Foto-gerçekçi resimlere ilk, “acaba yapabilir miyim?” diyerek başladım. Çok fazla sanatçı paleti inceledim. Kullandıkları renkleri, fırçaların numaralarını, kıl boyutu, tuval bezinin dokusu gibi önemli detayları inceledim. Deneyip gördükten sonra kendimi bu şekilde geliştirdim. İlk etapta zor gibi gelse de o işi sevdikten sonra zorluk ortadan kalkıyor ve üretim süreci bu şekilde ilerliyor.

Aslında lisans ve yüksek lisans eğitimini seramik üzerine yaptın. Resme geçiş nasıl oldu, yoksa derinlerde bir yerde hep resim aşkı mı vardı?

Geçenlerde ilkokul birinci sınıf defterimi karıştırırken şuna denk geldim; Resim yap, Resim yap ve yine Resim yap… Bunu sayfalarca yazdığımı fark ettim. Demek ki bilinçaltımda bu şekilde yer edindi. İlkokul dönemimde babamın bana yaptığı resimler hep güzel gelirdi. Ondan kaynaklı bende resim yapmaya başladım. İlkokul ve ortaokulda yaptığım resimler öğretmenlerim tarafından hep sınıf panosuna ya da okulun panosuna asılırdı. Böyle olunca ben daha çok resim yapmaya başladım ve resim yaptıkça da mutlu oluyordum. Ortaokuldayken sınıf öğretmenimiz bizlere, “ileride hangi mesleği yapmak istiyorsunuz” konulu bir kompozisyon yazmamızı istemişti. Ben oraya iki şey yazmıştım. İlki futbolcu olmak, ikincisi ressam olmaktı… Dokuz yıl amatör olarak bazı kulüplerde futbol oynadım. Daha sonra futbolu bırakıp resme yöneldim. Mersin Üniversitesi Güzel Sanatlar Fakültesi Seramik Bölümü’nü kazandım. Bu sırada yolum Ahmet Yeşil ile kesişti. Bu benim dönüm noktam oldu diyebilirim. Ahmet Yeşil’in benim üzerimde tarif edilemeyecek kadar emeği vardır. Desteğini benden hiç esirgememiştir… Ne kadar resim bölümüne geçmeyi istesemde sürekli önüme engeller çıkıyordu. Buda beni daha çok hırslandırmıştı. Üniversitede seramik eğitimi alırken diğer yandan evimin odasında resim yarışmalarına hazırlanıyordum. Katıldığım ilk resim yarışmasında Ahmet hocamın bana verdiği tuvale resim yapmıştım ve o resimle de ödül almıştım. Bunun bendeki yeri çok özeldir. Hala o resmi saklarım. Ne kadar satın almak isteyen kişiler olduysa, kimseye veremedim. Bazı şeylerin manevi değeri, maddi değerden daha ağırdır. Bir sonraki yıl yine bir resim yarışmasına katılmıştım. Yine tuvalimi Ahmet hocam vermişti. Ve yine ondan da ödül almıştım. O resimde hala bende duruyor. Keşke her insanın hayatına böyle derinden dokunan ve o kişiyi özel hissettiren birisi olsa diyorum. Ahmet Yeşil ile beraber yurtiçi-yurtdışı sergilere, sempozyumlara gidiyoruz. Bizleri oradaki sanat ortamıyla tanıştırıyor. Şunu çok rahat bir şekilde söyleyebilirim ki, bana göre Ahmet Yeşil kendi döneminin en büyük sanatçısıdır! Ben de böyle bir ustanın yanında yer aldığımdan dolayı çok onur duyuyorum.

 

Hasan Basri İnan, "Aşık Veysel'', 2021, tuval üzerine yağlıboya ve akrilik, 150x110 cm.

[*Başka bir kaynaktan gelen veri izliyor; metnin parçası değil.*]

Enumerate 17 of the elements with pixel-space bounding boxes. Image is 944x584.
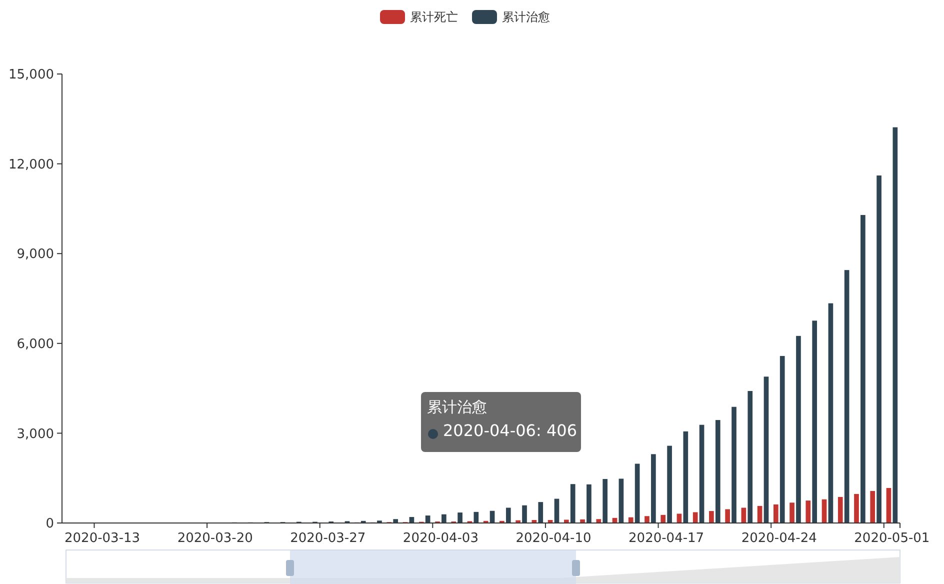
x-tick-label: 2020-04-03 [402, 531, 478, 546]
x-tick-label: 2020-03-27 [290, 531, 366, 546]
x-tick-label: 2020-04-10 [516, 531, 592, 546]
annotation: 累计治愈 2020-04-06: 406 [427, 398, 577, 440]
x-tick-label: 2020-04-17 [628, 531, 704, 546]
y-tick-label: 3,000 [16, 426, 54, 442]
y-tick-label: 6,000 [16, 336, 54, 352]
legend-label: 累计死亡 [410, 10, 458, 24]
y-tick-label: 0 [46, 516, 54, 532]
x-tick-label: 2020-03-13 [64, 531, 140, 546]
x-tick-label: 2020-03-20 [177, 531, 253, 546]
legend-label: 累计治愈 [502, 10, 550, 24]
y-tick-label: 15,000 [8, 68, 54, 83]
y-tick-label: 12,000 [8, 157, 54, 172]
y-tick-label: 9,000 [16, 247, 54, 262]
x-tick-label: 2020-04-24 [741, 531, 817, 546]
x-tick-label: 2020-05-01 [854, 531, 930, 546]
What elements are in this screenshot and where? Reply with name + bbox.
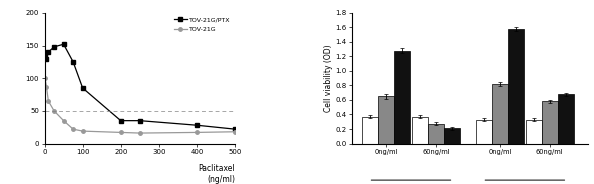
- TOV-21G/PTX: [69, 61, 77, 63]
- TOV-21G: [79, 130, 86, 132]
- Bar: [428, 124, 444, 144]
- TOV-21G/PTX: [50, 46, 58, 48]
- TOV-21G/PTX: [43, 57, 50, 60]
- Bar: [412, 117, 428, 144]
- TOV-21G/PTX: [45, 51, 52, 53]
- TOV-21G: [42, 77, 49, 79]
- TOV-21G: [69, 128, 77, 130]
- TOV-21G/PTX: [194, 124, 201, 126]
- TOV-21G/PTX: [42, 54, 49, 56]
- TOV-21G: [194, 131, 201, 134]
- TOV-21G/PTX: [232, 128, 239, 130]
- Y-axis label: Cell viability (OD): Cell viability (OD): [324, 44, 333, 112]
- TOV-21G: [50, 110, 58, 112]
- Bar: [362, 117, 378, 144]
- TOV-21G/PTX: [60, 43, 67, 45]
- TOV-21G/PTX: [117, 120, 124, 122]
- TOV-21G: [45, 100, 52, 102]
- Text: Paclitaxel: Paclitaxel: [198, 164, 235, 174]
- Bar: [492, 84, 508, 144]
- Bar: [394, 51, 410, 144]
- Bar: [476, 120, 492, 144]
- TOV-21G: [43, 86, 50, 88]
- Legend: TOV-21G/PTX, TOV-21G: TOV-21G/PTX, TOV-21G: [173, 16, 232, 34]
- TOV-21G: [60, 120, 67, 122]
- Line: TOV-21G/PTX: TOV-21G/PTX: [43, 43, 237, 131]
- Bar: [444, 128, 460, 144]
- Text: (ng/ml): (ng/ml): [207, 175, 235, 184]
- Bar: [542, 101, 558, 144]
- TOV-21G: [117, 131, 124, 134]
- Bar: [508, 29, 524, 144]
- Bar: [378, 96, 394, 144]
- Line: TOV-21G: TOV-21G: [43, 77, 237, 135]
- Bar: [558, 94, 574, 144]
- TOV-21G: [232, 131, 239, 133]
- Bar: [526, 120, 542, 144]
- TOV-21G: [136, 132, 143, 134]
- TOV-21G/PTX: [136, 120, 143, 122]
- TOV-21G/PTX: [79, 87, 86, 89]
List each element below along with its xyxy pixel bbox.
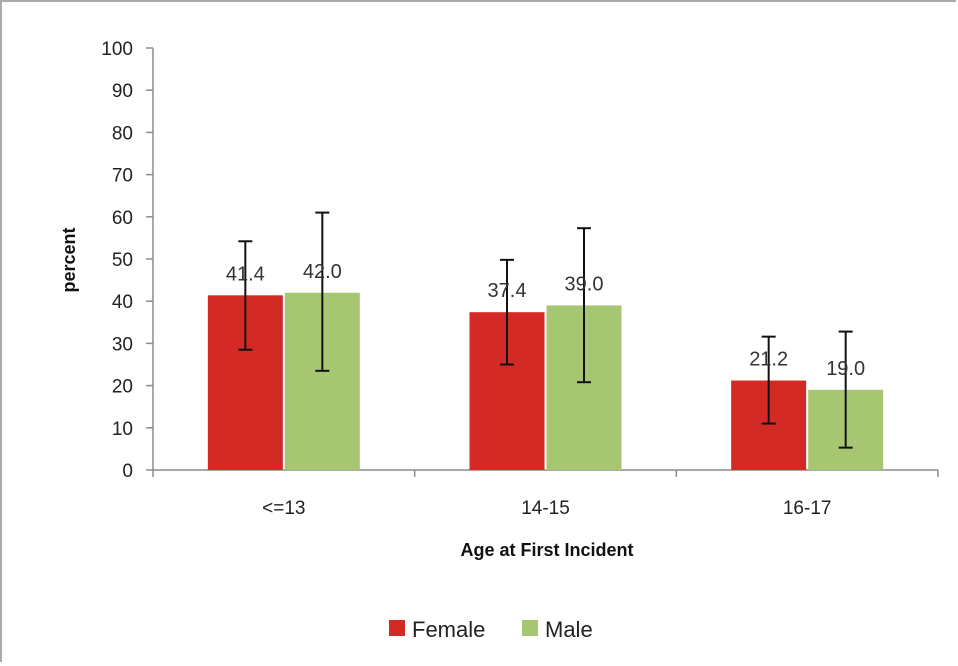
y-tick-label: 60 — [112, 208, 133, 229]
data-label: 21.2 — [749, 349, 788, 371]
legend: Female Male — [389, 617, 593, 642]
legend-swatch-male — [522, 620, 538, 636]
legend-swatch-female — [389, 620, 405, 636]
y-tick-label: 30 — [112, 334, 133, 355]
y-tick-label: 100 — [101, 39, 133, 60]
error-bars-group — [238, 211, 853, 449]
y-tick-label: 40 — [112, 292, 133, 313]
y-tick-label: 50 — [112, 250, 133, 271]
y-tick-label: 90 — [112, 81, 133, 102]
x-tick-label: <=13 — [262, 498, 305, 519]
y-axis: 0 10 20 30 40 50 60 70 80 90 100 — [101, 39, 154, 482]
data-label: 37.4 — [488, 280, 527, 302]
legend-label-male: Male — [545, 617, 593, 642]
error-bar — [577, 227, 591, 384]
y-tick-label: 70 — [112, 166, 133, 187]
x-tick-label: 14-15 — [521, 498, 570, 519]
y-tick-label: 0 — [122, 461, 133, 482]
y-tick-label: 80 — [112, 123, 133, 144]
y-tick-label: 20 — [112, 377, 133, 398]
data-label: 19.0 — [826, 358, 865, 380]
y-tick-label: 10 — [112, 419, 133, 440]
data-label: 41.4 — [226, 263, 265, 285]
error-bar — [761, 335, 776, 425]
legend-label-female: Female — [412, 617, 485, 642]
error-bar — [838, 330, 853, 449]
data-label: 42.0 — [303, 261, 342, 283]
x-tick-label: 16-17 — [783, 498, 832, 519]
data-label: 39.0 — [565, 273, 604, 295]
x-axis: <=13 14-15 16-17 — [152, 469, 939, 519]
data-labels-group: 41.4 42.0 37.4 39.0 21.2 19.0 — [226, 261, 865, 380]
error-bar — [315, 211, 330, 372]
bars-group — [207, 292, 884, 470]
y-axis-title: percent — [59, 227, 79, 292]
x-axis-title: Age at First Incident — [460, 540, 633, 560]
error-bar — [238, 240, 253, 351]
error-bar — [500, 258, 514, 366]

Son olarak gelecek ile ilgili planlarını öğrenebilir miyiz? Seramik ve resim sanatını bir araya getiren çalışmalar görür müyüz sonraki sergilerinde?

Gelecekle ilgili hayal etmesi bile çok güzel, keyif veren planlarım var. Şu kadarını söyleyebilirim ki bu hayallerin gerçekleşmesi için çok çalışıyorum ve bu disiplini sürekli hale getirmek için çaba sarf ediyorum. Benden beklentisi olan çok fazla tanıdığım insan var. Hem onların beklentilerini hem de kendi hayallerimi gerçekleştirmek sadece benim çabalarımla olacak bir şey. En büyük hayalim sanat tarihine mâl olabilmek.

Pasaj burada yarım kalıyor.